You don’t need to fully own something to enjoy it. That has become the mantra of the sharing economy – a model that has had a seismic effect on how we think about ownership. But the sharing economy has not only transformed practically all industries; it has also irreversibly rewritten the rules of investing.
In the face of the digital revolution and the growing popularity of peer-to-peer exchanges, investment has become much more transparent and inclusive than ever before. The elimination of the middleman along with our need to be in greater control has secured the unprecedented success of crowdfunding platforms.
However, there’s one branch of crowdfunding investment that remains relatively untapped: real estate. With the potential to reach $300bn in volume by 2025, it’s considered the fastest-growing field in crowdfunding.
As this exciting field rapidly expands, more and more people are looking to get into real estate crowdfunding. So what should they know before getting started?
The main benefits of real estate crowdfunding? Low risk and inclusivity.
Real estate crowdfunding first appeared in 2012, after the US JOBS act went into law. This legislation permitted crowdfunding platforms to raise up to $1m in funds annually from high-net-worth individuals and accredited investors. While the Washington-based platform Fundrise was the first pioneer, an avalanche of platforms soon joined the party – and for good reasons.
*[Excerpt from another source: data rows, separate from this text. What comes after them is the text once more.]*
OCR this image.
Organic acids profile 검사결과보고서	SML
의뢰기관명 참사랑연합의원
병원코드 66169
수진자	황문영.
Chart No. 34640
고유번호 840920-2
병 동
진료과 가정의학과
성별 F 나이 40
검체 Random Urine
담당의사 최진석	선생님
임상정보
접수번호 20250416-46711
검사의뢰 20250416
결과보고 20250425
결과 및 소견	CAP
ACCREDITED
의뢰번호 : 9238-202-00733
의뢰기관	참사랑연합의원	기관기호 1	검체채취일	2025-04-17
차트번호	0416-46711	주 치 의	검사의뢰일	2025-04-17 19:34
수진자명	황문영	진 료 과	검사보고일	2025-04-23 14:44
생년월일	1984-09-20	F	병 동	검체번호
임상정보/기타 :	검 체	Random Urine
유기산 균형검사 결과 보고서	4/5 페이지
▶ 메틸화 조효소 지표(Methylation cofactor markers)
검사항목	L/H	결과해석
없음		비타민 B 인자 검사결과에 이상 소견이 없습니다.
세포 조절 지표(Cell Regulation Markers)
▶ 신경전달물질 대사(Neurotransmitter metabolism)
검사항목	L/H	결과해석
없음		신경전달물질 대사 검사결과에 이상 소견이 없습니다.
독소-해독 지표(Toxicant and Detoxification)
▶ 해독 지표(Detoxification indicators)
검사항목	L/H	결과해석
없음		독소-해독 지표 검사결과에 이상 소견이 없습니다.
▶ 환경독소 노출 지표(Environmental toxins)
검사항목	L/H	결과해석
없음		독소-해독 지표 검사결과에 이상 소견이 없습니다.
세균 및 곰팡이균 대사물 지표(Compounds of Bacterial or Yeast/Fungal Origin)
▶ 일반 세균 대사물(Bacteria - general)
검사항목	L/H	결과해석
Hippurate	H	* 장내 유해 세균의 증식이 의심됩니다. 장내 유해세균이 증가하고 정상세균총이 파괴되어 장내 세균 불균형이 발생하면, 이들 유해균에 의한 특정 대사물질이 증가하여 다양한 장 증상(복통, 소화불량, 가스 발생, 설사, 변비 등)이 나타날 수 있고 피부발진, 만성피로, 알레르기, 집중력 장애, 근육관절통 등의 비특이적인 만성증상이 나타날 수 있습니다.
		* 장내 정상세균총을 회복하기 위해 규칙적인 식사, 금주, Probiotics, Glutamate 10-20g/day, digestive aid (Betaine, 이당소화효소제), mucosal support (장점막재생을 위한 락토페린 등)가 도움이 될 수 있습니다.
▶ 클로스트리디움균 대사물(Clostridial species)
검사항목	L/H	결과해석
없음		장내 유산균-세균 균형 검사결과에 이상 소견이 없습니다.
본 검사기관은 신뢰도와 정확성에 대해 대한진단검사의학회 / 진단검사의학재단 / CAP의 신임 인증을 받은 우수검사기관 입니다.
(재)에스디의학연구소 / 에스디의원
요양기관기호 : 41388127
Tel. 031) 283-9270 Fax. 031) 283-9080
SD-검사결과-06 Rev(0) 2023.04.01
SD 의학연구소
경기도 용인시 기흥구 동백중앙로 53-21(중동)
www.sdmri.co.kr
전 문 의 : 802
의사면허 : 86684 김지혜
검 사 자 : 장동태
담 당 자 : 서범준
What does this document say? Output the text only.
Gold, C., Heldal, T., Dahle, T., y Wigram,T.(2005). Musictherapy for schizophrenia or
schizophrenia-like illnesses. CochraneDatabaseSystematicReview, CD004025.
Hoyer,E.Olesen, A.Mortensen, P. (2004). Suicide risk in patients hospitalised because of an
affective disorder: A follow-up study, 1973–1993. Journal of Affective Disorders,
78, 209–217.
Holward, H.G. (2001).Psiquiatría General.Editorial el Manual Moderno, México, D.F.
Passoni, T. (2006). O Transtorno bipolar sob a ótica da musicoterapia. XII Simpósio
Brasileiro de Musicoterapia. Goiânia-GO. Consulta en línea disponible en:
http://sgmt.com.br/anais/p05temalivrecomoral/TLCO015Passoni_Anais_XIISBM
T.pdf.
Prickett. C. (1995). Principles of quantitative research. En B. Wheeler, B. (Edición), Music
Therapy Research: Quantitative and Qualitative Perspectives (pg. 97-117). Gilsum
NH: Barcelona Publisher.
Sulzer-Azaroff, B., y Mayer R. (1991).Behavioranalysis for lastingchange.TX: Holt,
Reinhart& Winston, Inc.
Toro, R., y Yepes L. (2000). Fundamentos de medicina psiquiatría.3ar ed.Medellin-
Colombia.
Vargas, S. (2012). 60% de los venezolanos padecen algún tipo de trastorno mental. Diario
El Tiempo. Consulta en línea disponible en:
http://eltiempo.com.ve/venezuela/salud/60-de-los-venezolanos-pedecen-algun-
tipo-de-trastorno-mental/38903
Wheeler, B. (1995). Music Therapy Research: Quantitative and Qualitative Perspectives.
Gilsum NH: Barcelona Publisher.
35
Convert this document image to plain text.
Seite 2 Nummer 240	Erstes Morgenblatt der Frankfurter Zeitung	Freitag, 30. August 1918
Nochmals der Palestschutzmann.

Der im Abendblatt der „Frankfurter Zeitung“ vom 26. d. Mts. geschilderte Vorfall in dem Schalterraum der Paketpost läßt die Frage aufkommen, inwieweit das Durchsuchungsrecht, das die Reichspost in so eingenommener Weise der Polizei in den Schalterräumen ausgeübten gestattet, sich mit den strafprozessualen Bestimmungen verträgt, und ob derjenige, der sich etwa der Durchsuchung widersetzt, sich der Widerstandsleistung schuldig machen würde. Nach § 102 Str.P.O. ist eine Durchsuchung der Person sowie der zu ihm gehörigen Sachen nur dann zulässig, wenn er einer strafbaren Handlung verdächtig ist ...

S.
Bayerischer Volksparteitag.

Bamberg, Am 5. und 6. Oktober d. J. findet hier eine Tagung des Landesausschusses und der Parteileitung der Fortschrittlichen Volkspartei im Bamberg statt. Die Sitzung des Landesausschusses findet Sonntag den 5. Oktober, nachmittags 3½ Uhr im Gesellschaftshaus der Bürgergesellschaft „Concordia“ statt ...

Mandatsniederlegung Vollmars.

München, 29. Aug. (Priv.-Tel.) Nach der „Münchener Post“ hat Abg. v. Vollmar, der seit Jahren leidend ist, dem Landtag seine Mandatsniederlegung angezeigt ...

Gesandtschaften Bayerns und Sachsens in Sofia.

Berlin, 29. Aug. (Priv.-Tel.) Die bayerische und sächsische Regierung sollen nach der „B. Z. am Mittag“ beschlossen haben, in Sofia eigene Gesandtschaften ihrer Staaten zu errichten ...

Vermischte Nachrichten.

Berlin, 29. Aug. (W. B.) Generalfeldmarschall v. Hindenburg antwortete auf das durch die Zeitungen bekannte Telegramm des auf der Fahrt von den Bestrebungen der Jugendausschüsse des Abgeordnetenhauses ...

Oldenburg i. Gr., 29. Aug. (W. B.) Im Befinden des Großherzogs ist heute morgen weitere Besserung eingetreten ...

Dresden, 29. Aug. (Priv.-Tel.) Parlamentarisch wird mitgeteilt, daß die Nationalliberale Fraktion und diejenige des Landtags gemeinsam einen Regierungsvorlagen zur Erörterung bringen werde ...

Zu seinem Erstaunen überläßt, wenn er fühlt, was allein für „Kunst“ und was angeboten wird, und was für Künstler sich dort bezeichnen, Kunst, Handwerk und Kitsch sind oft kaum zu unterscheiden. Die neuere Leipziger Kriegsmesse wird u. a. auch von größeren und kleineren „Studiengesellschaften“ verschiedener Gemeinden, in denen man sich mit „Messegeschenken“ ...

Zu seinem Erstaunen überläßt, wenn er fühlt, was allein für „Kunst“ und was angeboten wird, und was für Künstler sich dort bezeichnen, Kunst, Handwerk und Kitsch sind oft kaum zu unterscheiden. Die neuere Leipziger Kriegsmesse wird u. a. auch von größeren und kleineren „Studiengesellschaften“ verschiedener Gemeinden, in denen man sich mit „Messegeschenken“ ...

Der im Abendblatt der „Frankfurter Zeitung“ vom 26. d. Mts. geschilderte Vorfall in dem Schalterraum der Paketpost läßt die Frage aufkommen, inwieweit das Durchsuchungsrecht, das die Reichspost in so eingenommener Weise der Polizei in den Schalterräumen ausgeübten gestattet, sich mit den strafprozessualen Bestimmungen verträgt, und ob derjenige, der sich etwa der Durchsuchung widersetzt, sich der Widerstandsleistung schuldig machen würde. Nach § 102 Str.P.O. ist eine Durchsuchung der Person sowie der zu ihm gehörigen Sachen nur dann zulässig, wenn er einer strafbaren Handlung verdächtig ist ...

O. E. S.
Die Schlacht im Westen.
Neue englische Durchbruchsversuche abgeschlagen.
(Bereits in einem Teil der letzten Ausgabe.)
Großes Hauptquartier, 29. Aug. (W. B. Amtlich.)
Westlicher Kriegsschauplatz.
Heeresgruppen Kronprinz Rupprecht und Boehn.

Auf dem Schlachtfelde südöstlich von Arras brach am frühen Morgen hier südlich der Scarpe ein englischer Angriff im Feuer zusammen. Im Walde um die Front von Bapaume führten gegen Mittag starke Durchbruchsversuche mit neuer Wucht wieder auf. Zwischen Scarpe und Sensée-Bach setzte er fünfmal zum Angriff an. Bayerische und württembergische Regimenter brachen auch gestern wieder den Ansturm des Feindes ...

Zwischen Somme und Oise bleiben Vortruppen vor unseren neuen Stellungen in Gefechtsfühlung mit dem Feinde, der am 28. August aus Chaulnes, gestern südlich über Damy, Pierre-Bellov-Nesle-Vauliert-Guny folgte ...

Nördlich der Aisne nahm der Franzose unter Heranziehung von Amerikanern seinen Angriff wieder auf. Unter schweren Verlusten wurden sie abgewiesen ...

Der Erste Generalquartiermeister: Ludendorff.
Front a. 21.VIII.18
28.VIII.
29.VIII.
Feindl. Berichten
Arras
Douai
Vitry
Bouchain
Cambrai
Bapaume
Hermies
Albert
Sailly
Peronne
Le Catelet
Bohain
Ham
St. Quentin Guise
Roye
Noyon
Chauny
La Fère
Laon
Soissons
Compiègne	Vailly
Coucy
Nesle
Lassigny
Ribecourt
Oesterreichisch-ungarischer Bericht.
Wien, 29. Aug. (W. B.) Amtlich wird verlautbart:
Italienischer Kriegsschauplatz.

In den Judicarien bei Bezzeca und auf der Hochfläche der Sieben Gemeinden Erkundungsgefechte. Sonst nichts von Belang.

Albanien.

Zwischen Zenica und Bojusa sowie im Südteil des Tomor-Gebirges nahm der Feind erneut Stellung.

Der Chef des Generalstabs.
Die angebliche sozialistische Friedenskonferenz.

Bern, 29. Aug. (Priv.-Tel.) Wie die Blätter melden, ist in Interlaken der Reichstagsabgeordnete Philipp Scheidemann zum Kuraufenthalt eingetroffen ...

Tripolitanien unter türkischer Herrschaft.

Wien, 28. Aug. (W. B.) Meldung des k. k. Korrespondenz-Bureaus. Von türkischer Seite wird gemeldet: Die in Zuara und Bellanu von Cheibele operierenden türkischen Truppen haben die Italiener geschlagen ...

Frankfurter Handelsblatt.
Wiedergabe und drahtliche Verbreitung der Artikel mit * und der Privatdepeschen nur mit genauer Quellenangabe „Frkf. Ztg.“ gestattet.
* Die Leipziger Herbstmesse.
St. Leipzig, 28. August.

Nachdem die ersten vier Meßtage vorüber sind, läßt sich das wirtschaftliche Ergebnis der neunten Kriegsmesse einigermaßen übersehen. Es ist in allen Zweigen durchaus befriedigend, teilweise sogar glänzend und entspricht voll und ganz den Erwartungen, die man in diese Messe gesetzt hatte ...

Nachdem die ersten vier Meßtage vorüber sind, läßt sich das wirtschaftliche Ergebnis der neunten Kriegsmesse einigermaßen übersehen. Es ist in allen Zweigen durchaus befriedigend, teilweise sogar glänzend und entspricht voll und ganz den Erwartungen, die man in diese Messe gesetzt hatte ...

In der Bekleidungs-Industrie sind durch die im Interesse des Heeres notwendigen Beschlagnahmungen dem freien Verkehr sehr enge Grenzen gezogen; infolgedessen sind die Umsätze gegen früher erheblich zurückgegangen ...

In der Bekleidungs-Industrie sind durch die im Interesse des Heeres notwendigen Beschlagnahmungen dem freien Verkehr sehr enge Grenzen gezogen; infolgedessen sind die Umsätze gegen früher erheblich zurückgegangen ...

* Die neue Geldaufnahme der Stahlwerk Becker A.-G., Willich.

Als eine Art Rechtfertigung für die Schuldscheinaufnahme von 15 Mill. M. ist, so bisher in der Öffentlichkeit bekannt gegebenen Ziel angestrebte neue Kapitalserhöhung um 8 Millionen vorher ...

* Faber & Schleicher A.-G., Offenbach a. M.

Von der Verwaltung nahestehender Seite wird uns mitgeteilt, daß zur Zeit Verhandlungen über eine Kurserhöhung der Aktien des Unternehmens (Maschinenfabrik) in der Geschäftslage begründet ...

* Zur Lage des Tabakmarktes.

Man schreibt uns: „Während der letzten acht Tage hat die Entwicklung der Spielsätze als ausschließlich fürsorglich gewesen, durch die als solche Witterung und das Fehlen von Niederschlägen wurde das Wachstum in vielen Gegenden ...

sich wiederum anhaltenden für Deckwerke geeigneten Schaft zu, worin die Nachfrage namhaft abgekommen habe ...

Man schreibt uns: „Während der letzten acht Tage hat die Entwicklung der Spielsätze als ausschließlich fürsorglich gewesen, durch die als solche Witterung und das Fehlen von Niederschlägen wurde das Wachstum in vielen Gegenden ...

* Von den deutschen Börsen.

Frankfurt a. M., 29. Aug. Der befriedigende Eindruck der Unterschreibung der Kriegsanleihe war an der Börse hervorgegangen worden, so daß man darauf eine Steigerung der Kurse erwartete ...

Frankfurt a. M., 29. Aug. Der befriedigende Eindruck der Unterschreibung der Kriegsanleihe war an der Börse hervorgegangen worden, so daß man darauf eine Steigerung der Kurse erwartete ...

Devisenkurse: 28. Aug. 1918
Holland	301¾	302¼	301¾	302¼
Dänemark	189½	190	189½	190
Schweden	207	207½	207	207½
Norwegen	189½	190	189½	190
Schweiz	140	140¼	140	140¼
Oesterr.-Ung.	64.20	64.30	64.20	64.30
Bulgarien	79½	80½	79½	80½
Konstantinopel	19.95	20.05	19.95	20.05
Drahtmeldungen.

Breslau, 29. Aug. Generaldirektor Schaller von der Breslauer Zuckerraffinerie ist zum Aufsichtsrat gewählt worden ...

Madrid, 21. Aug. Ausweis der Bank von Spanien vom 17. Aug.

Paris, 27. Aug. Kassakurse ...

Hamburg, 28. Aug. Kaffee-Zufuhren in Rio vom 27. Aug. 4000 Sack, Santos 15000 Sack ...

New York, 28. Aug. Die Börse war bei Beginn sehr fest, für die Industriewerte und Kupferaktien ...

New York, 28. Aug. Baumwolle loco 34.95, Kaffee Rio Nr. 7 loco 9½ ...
The charm of real estate crowdfunding lies in the option to invest relatively small amounts of money into bigger real estate projects. With its low-risk ventures and secure returns, this type of crowdfunding democratises access to quality investment. Traditionally, only wealthy individuals could invest in real estate. Now crowdfunding brings this option to everyone, be it a person in their 20s, a middle-class family hoping to increase their net worth, or even retirees looking to secure their nest egg.
Real estate investment is lucrative all around the world, but inexperienced investors might have to face many challenges. For example, when buying an investment flat, they could end up choosing “the bad apple”, and buy an overpriced apartment, one with hidden faults, or a property located in a difficult location. They would also still need to manage their tenants. Real estate crowdfunding, on the other hand, mitigates both the risk and hassle.
Crowdfunding allows anyone to invest small amounts in bigger projects, allowing for easy portfolio diversification. Investors are constantly empowered by data: They receive regular updates on their dividends or interests – profits that are made through rental, property appreciation, and sale. And at the end of each project, they receive their initial investment back.
How is real estate crowdfunding different?
It’s also important to understand that real estate crowdfunding is unique, both in terms of traditional real estate investing and crowdfunding itself.
When it comes to investment funds, the main difference is in the level of proximity. Crowdfunding provides a direct relationship, guaranteeing that investors know where they are investing, in what specific property, and the expected returns. Investment funds also swallow a lot of management money, which normally takes away a fragment of investors’ margins. However, crowdfunding only runs on low fees and offers a way more efficient and flexible management model.
Within the broader context of crowdfunding, the real estate branch offers actual investment and returns. Normally, crowdfunding of entrepreneurial ideas usually offers the reward of the product itself or shares in a company that can take years to monetise. The main decision factor is the investor’s trust in a specific idea and its viability on the market. However, real estate crowdfunding is based on data-driven projections and actual hard numbers that empower investors to choose what’s best for them.
I would argue that real estate crowdfunding brings the best out of both worlds: transparency with a personal feel, but also hard data and safe returns. It provides trust on the personal level by ensuring investors have the information they need to make the right real estate decisions.
Learning is a part of the process
So now, only one question remains: How to get started? Before plunging in, beginners should know that they are unlikely to log in to a platform and become multi-property investment tycoons overnight. Learning the ropes of real estate crowdfunding takes some time and requires both dedication and patience.
While there is no single platform for learners per se, it’s recommended to get started on one of the well-established ones. They often have more developed dashboards and online environments, making them more user-friendly. It’s useful to test out a few platforms to see which one is the best fit for individual preferences. However, a beginner investor should also look at those offering secondary trading, which allows investors to sell their investment before the maturity date in case they need to.
As campaigns range from $100,000 to over $25m, learning about different budget sizes and investment types is also essential. Understanding the distinction between equity and loan investment can be of great help. For example, investors may find that lending projects are usually low risk but also offer lower returns, making them ideal for first investments. No matter what, the golden rule is that beginners should invest smaller amounts in bigger projects, in order to avoid putting all their eggs in one basket.
First-time investors should also learn to pay attention to details. Even when a project looks promising, there are some indicators to watch out for. One of them is the project location. Inexperienced investors should always choose established regions. While interesting projects in developing countries could bring a huge fortune, due to their greater potential for risk, they often require a skilled eye.
Just over the last year, real estate crowdfunding has grown massively. And with various regions, currencies, types of projects, and platforms to choose from, it’s important that investors don’t lose their heads and instead maintain a strategic and patient approach to this growing industry.